I drove for a few minutes in confused silence, then offered a compromise.
"Want to stop for a hamburger on the way home instead?"
Long pause as she looked out the window to consider my offer.
"Yup."

It's amazing what a modern public education teaches children these days, eh? I guess the food pyramid had to be built on some foundation. Asphault, who knew!

Sunday, December 12, 2010

Boys Are Boys, and Girls are Girls!




When one of my daughters was young she had the end all to any conversation. Trying to teach her that she couldn't follow me into the bathroom, we taught her that, "Boys are boys and girls are girls."

Well she got the message loud and clear. It soon started extending beyond the bathroom boundary...


  • Why won't you eat your dinner? Boys are boys and girls are girls!
  • Why don't you want in to your carseat? Boys are boys and girls are girls!
  • Why don't you want to go to bed? Boys are boys and girls are girls!

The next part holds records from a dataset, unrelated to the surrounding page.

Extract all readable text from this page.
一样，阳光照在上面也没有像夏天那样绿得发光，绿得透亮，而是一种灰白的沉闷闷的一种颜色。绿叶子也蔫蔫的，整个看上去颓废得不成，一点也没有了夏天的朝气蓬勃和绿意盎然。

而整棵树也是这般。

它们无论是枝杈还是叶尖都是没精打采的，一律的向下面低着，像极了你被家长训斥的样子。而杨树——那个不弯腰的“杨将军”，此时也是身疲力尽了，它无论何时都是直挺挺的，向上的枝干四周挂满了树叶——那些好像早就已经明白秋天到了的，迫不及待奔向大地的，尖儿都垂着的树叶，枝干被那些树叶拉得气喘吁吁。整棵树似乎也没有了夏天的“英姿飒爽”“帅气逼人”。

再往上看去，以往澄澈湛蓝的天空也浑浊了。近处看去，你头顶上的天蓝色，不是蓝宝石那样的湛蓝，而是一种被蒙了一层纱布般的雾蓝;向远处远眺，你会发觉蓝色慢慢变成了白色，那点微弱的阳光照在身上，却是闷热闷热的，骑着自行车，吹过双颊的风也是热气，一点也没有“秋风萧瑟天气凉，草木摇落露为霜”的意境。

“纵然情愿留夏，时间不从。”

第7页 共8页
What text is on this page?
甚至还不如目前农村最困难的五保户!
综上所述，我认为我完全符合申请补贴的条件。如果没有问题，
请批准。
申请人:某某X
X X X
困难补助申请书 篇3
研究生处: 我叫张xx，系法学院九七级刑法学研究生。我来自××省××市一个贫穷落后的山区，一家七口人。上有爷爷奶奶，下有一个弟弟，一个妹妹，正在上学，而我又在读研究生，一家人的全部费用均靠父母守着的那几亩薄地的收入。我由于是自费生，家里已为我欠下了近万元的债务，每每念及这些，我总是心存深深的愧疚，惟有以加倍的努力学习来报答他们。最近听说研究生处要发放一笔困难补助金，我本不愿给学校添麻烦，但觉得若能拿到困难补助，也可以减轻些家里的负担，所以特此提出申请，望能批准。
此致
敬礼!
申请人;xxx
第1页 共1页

Soon it evolved into a conversation all its own.

"Mom?" She would say from her carseat.

"Yes dear?"

"Boys are boys and girls are girls right?"

"Yes dear."

-conversation over.

So if you find yourself looking for something to say in those awkward silences that happen in conversation...just remember:

Boys are boys and girls are girls!

-'nuff said.

Thursday, December 9, 2010

"Oh My Dosh!"

Toddlers come up with the best comebacks of any age in my book. They do their best to talk like us grown-ups do, but their little voices little munchkin voices. I love it!

When my daughter was in those toddler years, she shocked my wife with a comback we still use to each other ten years later. My wife was twirlling her hair, and she in turn was trying her best to twirl my wife's.

"That hurt's mama!" She said to my wife.

"Oh, whaaatever,"My wife teased back

My daughter got serious and mustered her own little toddler rebuke,

"Don't 'ebber' me mama! Say 'OH, MY DOSH!'"

Monday, December 6, 2010

How to Make Chocolate Milk

When my oldest daughter was six, she was asked how we get chocolate milk. "Well," she thought for a second, "the first thing you have to do is shoot the chocolate cow!"

Sunday, December 5, 2010

Keep Film in Your Camera

In 1998 I worked for a company that did promotions in Australia. I went down on a business trip for three weeks. I saw the sights and worked hard! Everywhere I went I took my camera with me. I was snapping pictures of everything.

Now let me qualify this, waaay back in 1998 there was no such thing as a digital camera. We used what was called film. It was a crazy thing, you opened up the back of your camera, pulled a little film canister out of your pocket, and wound it in to the camera.

Everyone caught up? Good.

Three weeks long I was taking pictures of myself with baby kangaroos, holding koala bears, seeing some of the ugliest bugs I'd ever laid eyes on, playing Cricket on the beach, and making new friends.

"Wow," I kept thinking to myself, "there is a lot of film in this camera!"
I kept snapping photos, but the film never ran out! The camera would stop automatically and rewind the film, I kept reminding myself. So, I kept going. Snapping, photos left and right.

Three weeks later after I returned to the good ole' U.S. of A., I grabbed my camera and told everyone how excited I was to develop the photos I took Down Under.

I opened the back of my 'fool-proof' camera and found a hollow interior. Three weeks of photos wasted because I took for granted there was film in the camera in the first place! Argh!

Now I understand that we all have those moments, call it Murphy's Law, Blonde Moments, or whatnot where we are caught not quite as prepared as we thought we were. I have a mantra for the world. Keep film in your camera. Life is much more satisfying if we are prepared.

So, my advice to all of us out there...everyone please, please make sure there is film in your camera!

Friday, December 3, 2010

"Oh, because your a grouch?"

Yesterday my wife caught my 2-year-old trying to write on the wall with a lego of all things. "No no Maggie," she started as calmly as she could muster, "we don't scratch the walls."

My daughter looked up as innocently as an angel and said, "Oh, because your a grouch?"